Möchtest du an einem anderen Abend noch einmal auf eine Reise gehen? Schließe deine Augen und stelle dir vor, dass du hochgehoben wirst. Eine milde Luftwelle trägt dich zu einem Ozean. Ich, das unsichtbare Nichts und du, wir tauchen in ihn hinein. Da ich bei dir bin kannst du ohne atmen zu müssen im Wasser schwimmen. Fühlst du wie es deine Haut streichelst? Erst erscheint es dir hellblau, wir tauchen tiefer und es wird dunkelgrün. Ich habe eine Stelle für unser Erlebnis gewählt, die tiefer ist als Taucher sich vorwagen und tiefer sogar als ein Unterseeboot gehen würde. Hier ist ein Krater zwischen rauen Felsen. Alles ist schwarz um uns herum. Wir sind so tief, das kein Lichtstrahl uns erreichen kann. Und doch kannst du Dinge wahrnehmen, weil ich bei dir bin. Bemerkst du die Stille? Ist sie nicht Balsam für dich mein Menschenkind? Ist es nicht ein wohliges Gefühl von absolutem Dunkel umhüllt zu sein? So geschützt warst du, als du noch Purzelbäume in deiner Mutter Bauch schlagen konntest.

Nun zeige ich dir etwas, das du mit deinem inneren Auge sehen kannst. Hier unten gibt es keine Pflanzen, also gar kein Grün. In dieser Tiefe schwimmen keine Fische. Also siehst du auch keine Farben. Muscheltiere gibt es hier auch nicht. Die Masse an Wasser über uns, hat sehr viel Gewicht; es würde die kalkigen Muscheln und Krabben zerdrücken.
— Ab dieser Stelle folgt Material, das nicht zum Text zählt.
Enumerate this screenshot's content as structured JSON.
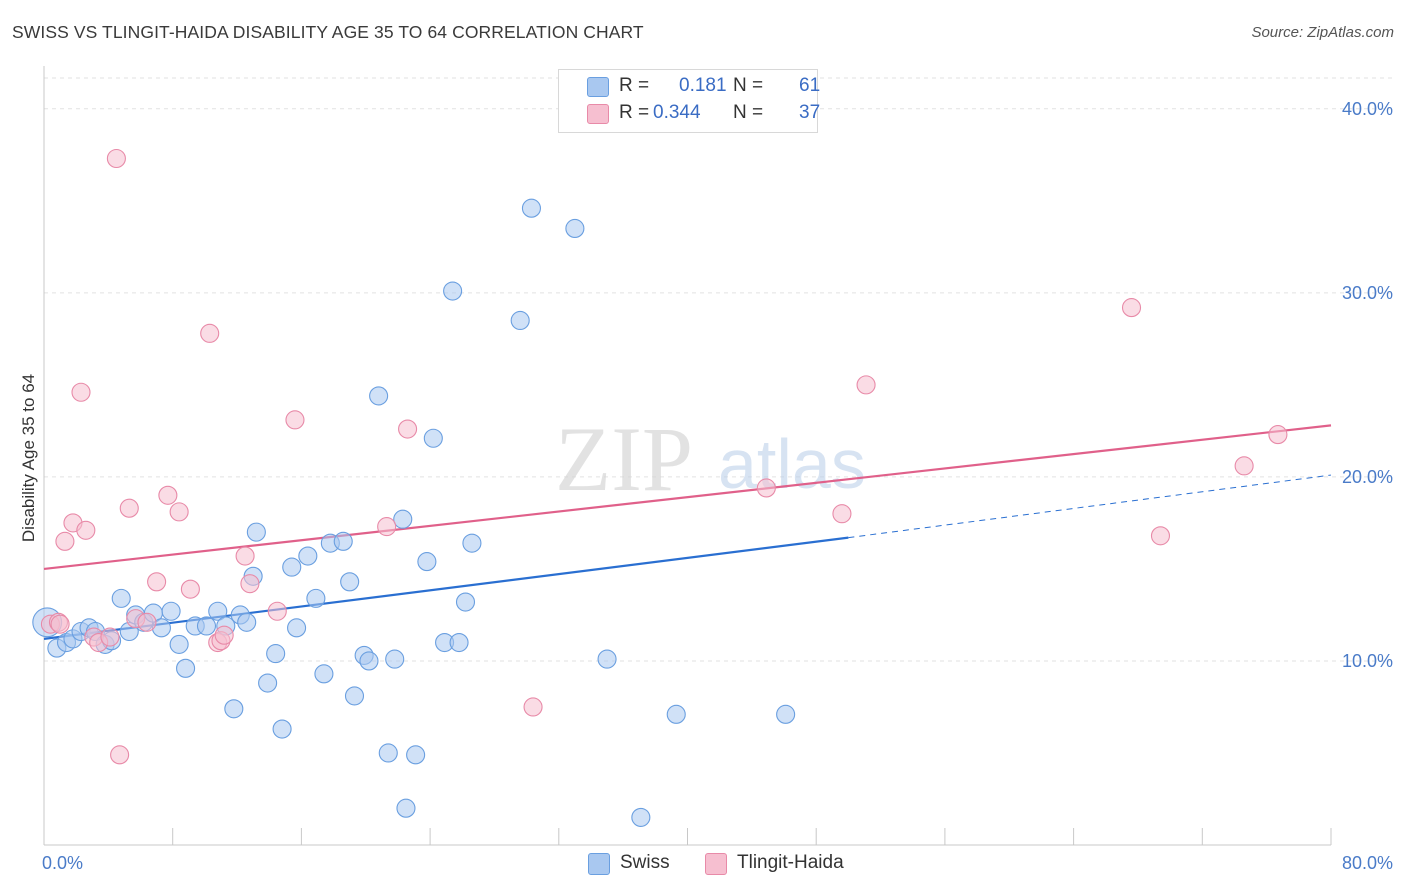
{
  "title": "SWISS VS TLINGIT-HAIDA DISABILITY AGE 35 TO 64 CORRELATION CHART",
  "source": "Source: ZipAtlas.com",
  "watermark": {
    "zip": "ZIP",
    "atlas": "atlas"
  },
  "legend": {
    "r_label": "R =",
    "n_label": "N =",
    "swiss": {
      "r": "0.181",
      "n": "61"
    },
    "tlingit": {
      "r": "0.344",
      "n": "37"
    }
  },
  "bottom_legend": {
    "swiss": "Swiss",
    "tlingit": "Tlingit-Haida"
  },
  "chart_data": {
    "type": "scatter",
    "title": "SWISS VS TLINGIT-HAIDA DISABILITY AGE 35 TO 64 CORRELATION CHART",
    "xlabel": "",
    "ylabel": "Disability Age 35 to 64",
    "xlim": [
      0,
      80
    ],
    "ylim": [
      0,
      42
    ],
    "x_tick_labels": [
      "0.0%",
      "80.0%"
    ],
    "y_ticks": [
      10,
      20,
      30,
      40
    ],
    "y_tick_labels": [
      "10.0%",
      "20.0%",
      "30.0%",
      "40.0%"
    ],
    "colors": {
      "swiss": "#6a9fe0",
      "swiss_fill": "#a9c8f0",
      "swiss_line": "#2a6fd1",
      "tlingit": "#e88aa8",
      "tlingit_fill": "#f6bfd0",
      "tlingit_line": "#e0608a",
      "tick": "#4a7bc8"
    },
    "series": [
      {
        "name": "Swiss",
        "trend": {
          "x0": 0,
          "y0": 11.2,
          "x1": 50,
          "y1": 16.7,
          "dash_x1": 80,
          "dash_y1": 20.1
        },
        "points": [
          [
            0.2,
            12.1,
            1.6
          ],
          [
            0.8,
            10.7,
            1
          ],
          [
            1.4,
            11.0,
            1
          ],
          [
            1.8,
            11.2,
            1
          ],
          [
            2.3,
            11.6,
            1
          ],
          [
            2.8,
            11.8,
            1
          ],
          [
            3.2,
            11.6,
            1
          ],
          [
            3.8,
            10.9,
            1
          ],
          [
            4.2,
            11.1,
            1
          ],
          [
            4.8,
            13.4,
            1
          ],
          [
            5.3,
            11.6,
            1
          ],
          [
            5.7,
            12.5,
            1
          ],
          [
            6.2,
            12.1,
            1
          ],
          [
            6.8,
            12.6,
            1
          ],
          [
            7.3,
            11.8,
            1
          ],
          [
            7.9,
            12.7,
            1
          ],
          [
            8.4,
            10.9,
            1
          ],
          [
            8.8,
            9.6,
            1
          ],
          [
            9.4,
            11.9,
            1
          ],
          [
            10.1,
            11.9,
            1
          ],
          [
            10.8,
            12.7,
            1
          ],
          [
            11.3,
            11.9,
            1
          ],
          [
            11.8,
            7.4,
            1
          ],
          [
            12.2,
            12.5,
            1
          ],
          [
            12.6,
            12.1,
            1
          ],
          [
            13.0,
            14.6,
            1
          ],
          [
            13.2,
            17.0,
            1
          ],
          [
            13.9,
            8.8,
            1
          ],
          [
            14.4,
            10.4,
            1
          ],
          [
            14.8,
            6.3,
            1
          ],
          [
            15.4,
            15.1,
            1
          ],
          [
            15.7,
            11.8,
            1
          ],
          [
            16.4,
            15.7,
            1
          ],
          [
            16.9,
            13.4,
            1
          ],
          [
            17.4,
            9.3,
            1
          ],
          [
            17.8,
            16.4,
            1
          ],
          [
            18.6,
            16.5,
            1
          ],
          [
            19.0,
            14.3,
            1
          ],
          [
            19.3,
            8.1,
            1
          ],
          [
            19.9,
            10.3,
            1
          ],
          [
            20.2,
            10.0,
            1
          ],
          [
            20.8,
            24.4,
            1
          ],
          [
            21.4,
            5.0,
            1
          ],
          [
            21.8,
            10.1,
            1
          ],
          [
            22.3,
            17.7,
            1
          ],
          [
            22.5,
            2.0,
            1
          ],
          [
            23.1,
            4.9,
            1
          ],
          [
            23.8,
            15.4,
            1
          ],
          [
            24.2,
            22.1,
            1
          ],
          [
            24.9,
            11.0,
            1
          ],
          [
            25.4,
            30.1,
            1
          ],
          [
            25.8,
            11.0,
            1
          ],
          [
            26.2,
            13.2,
            1
          ],
          [
            26.6,
            16.4,
            1
          ],
          [
            29.6,
            28.5,
            1
          ],
          [
            30.3,
            34.6,
            1
          ],
          [
            33.0,
            33.5,
            1
          ],
          [
            35.0,
            10.1,
            1
          ],
          [
            37.1,
            1.5,
            1
          ],
          [
            39.3,
            7.1,
            1
          ],
          [
            46.1,
            7.1,
            1
          ]
        ]
      },
      {
        "name": "Tlingit-Haida",
        "trend": {
          "x0": 0,
          "y0": 15.0,
          "x1": 80,
          "y1": 22.8
        },
        "points": [
          [
            0.4,
            12.0,
            1
          ],
          [
            0.9,
            12.1,
            1
          ],
          [
            1.3,
            16.5,
            1
          ],
          [
            1.8,
            17.5,
            1
          ],
          [
            2.3,
            24.6,
            1
          ],
          [
            2.6,
            17.1,
            1
          ],
          [
            3.1,
            11.3,
            1
          ],
          [
            3.4,
            11.0,
            1
          ],
          [
            4.1,
            11.3,
            1
          ],
          [
            4.5,
            37.3,
            1
          ],
          [
            4.7,
            4.9,
            1
          ],
          [
            5.3,
            18.3,
            1
          ],
          [
            5.7,
            12.3,
            1
          ],
          [
            6.4,
            12.1,
            1
          ],
          [
            7.0,
            14.3,
            1
          ],
          [
            7.7,
            19.0,
            1
          ],
          [
            8.4,
            18.1,
            1
          ],
          [
            9.1,
            13.9,
            1
          ],
          [
            10.3,
            27.8,
            1
          ],
          [
            10.8,
            11.0,
            1
          ],
          [
            11.0,
            11.1,
            1
          ],
          [
            11.2,
            11.4,
            1
          ],
          [
            12.5,
            15.7,
            1
          ],
          [
            12.8,
            14.2,
            1
          ],
          [
            14.5,
            12.7,
            1
          ],
          [
            15.6,
            23.1,
            1
          ],
          [
            21.3,
            17.3,
            1
          ],
          [
            22.6,
            22.6,
            1
          ],
          [
            30.4,
            7.5,
            1
          ],
          [
            44.9,
            19.4,
            1
          ],
          [
            49.6,
            18.0,
            1
          ],
          [
            51.1,
            25.0,
            1
          ],
          [
            67.6,
            29.2,
            1
          ],
          [
            69.4,
            16.8,
            1
          ],
          [
            74.6,
            20.6,
            1
          ],
          [
            76.7,
            22.3,
            1
          ],
          [
            1.0,
            12.0,
            1
          ]
        ]
      }
    ]
  }
}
Auf den ersten Blick gibt es hier nur die Felswände und sandigen Boden.

Aber siehst du die kreisförmigen Muster im Sand? Unendlich viele Würmer haben sich dort in dem Sand vergraben in dem sie leben. Im oder auf dem sandigen Grund scheint es keine Nahrung für sie zu geben und doch ernähren sie sich. Das Sonnenlicht erreicht sie nie und deshalb haben sie keine bunten Farben. Sie sehen so rein aus in ihrer weißen Haut und ernähren sich von etwas das du mit bloßem Auge nicht sehen kannst.

Es gibt so vieles in deiner Welt, mein Menschlein, das mit deinem Verstand unmöglich zu erfassen ist. Aber du kannst es trotzdem mit deinen Gefühlen erahnen. So sei offen für die zahlreichen Wunder, die die Natur um dich herum dir zeigen kann. Mit dieser Offenheit wirst du die Göttliche Energie spüren die dich mit allem um dich herum eins macht. Deine Gedanken spinnen Geschichten aus, grübeln über Schwierigkeiten und Probleme nach. Sie widmen viel Zeit für etwas, so das es unmöglich ist mit deinem Ursprünglichen Selbst, das ich Liebesenergie nenne, eins zu sein.

Ich, diese Liebesenergie, bin immer für dich da wenn du inneren Frieden brauchst. Schließe nur kurz deine Augen und stelle dir vor, das wir zusammen zum fernen Horizont fliegen oder in die dunklen Tiefen des Ozeans tauchen.

Du erkennst mich als dunkles Nichts und unendliche Leere und doch bin ich Alles, das Sichtbare und das Unsichtbare.